St. Petersburg was the cultural epicenter of Russia and breeding ground for the avant-garde. Symbolists, represented by Blok, Futurists led by Mayakovsky, Acmeists and artists of all disciplines gathered in a basement, The Stray Dog, where in 1913 Akhmatova became the undisputed queen. A year earlier, she published her first book, “Evening,” with the support of The Guild of Poets, the group who named the new Acmeist movement, in which N. Gumilev, Osip Mandelhstam, Sergey Gorodetsky and of course Akhmatova were key figures. The Acmeists, unlike the Symbolists, demanded clarity in poetry and valued individual experience.
Born: June 11 (23 Old style), 1889, Odessa
Honorary Degree from Oxford University in 1965.
She died near Moscow on March 5th, 1966, and was buried in Komarovo Cemetery, in St. Petersburg.
“Evening” was a surprising success. The poems explored the unhappiness of love, and they became very popular. Akhmatova herself, laid bare her intimacy to readers. In 1914, she published her second book, “Rosary,” which was followed by three more.
On August 1, 1914, when Germany declared war on Russia, Akhmatova’s poetry changed course. “In the morning, still some peaceful poems about other things. But in the afternoon, the whole world is shattered.” From then on, the poetess directed her gaze towards Russia, a land that she loved and would never leave.
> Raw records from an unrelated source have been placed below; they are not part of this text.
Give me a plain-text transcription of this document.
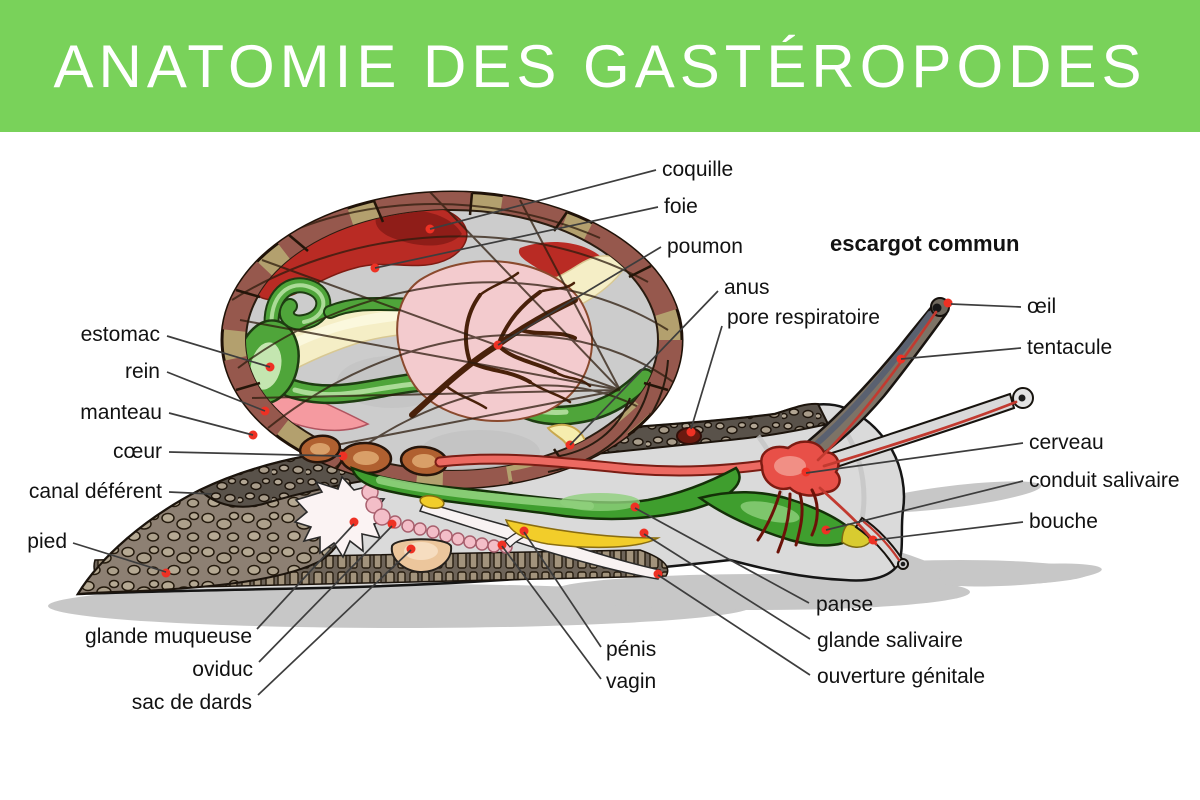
ANATOMIE DES GASTÉROPODES
escargot commun
coquille
foie
poumon
anus
pore respiratoire	œil
tentacule
cerveau
conduit salivaire
bouche
panse
glande salivaire
ouverture génitale
pénis
vagin
estomac
rein
manteau
cœur
canal déférent
pied
glande muqueuse
oviduc
sac de dards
Years later, when she was reading James Joyce’s Ulysses, Akhmatova would be deeply struck by the sentence, “You cannot leave your mother an orphan,” which she later modified to “You cannot leave your Motherland an orphan.”
Akhmatova’s poetry fully matured with “Poem without Hero,” a work she spent 22 years of her life to compose, and is now recognized as one of the greatest contributions to universal literature. Written in Leningrad, Tashkent and Moscow, “Poem without Hero” (1940-1962) is an epic, heartrending collection of poems where multiple voices and different genres compose the lyric chronicle.
Here again, she wrote of an old self with dispassion: “That woman I once was/ in a black agate necklace/ I do not wish to meet again/ till the Day of Judgement.”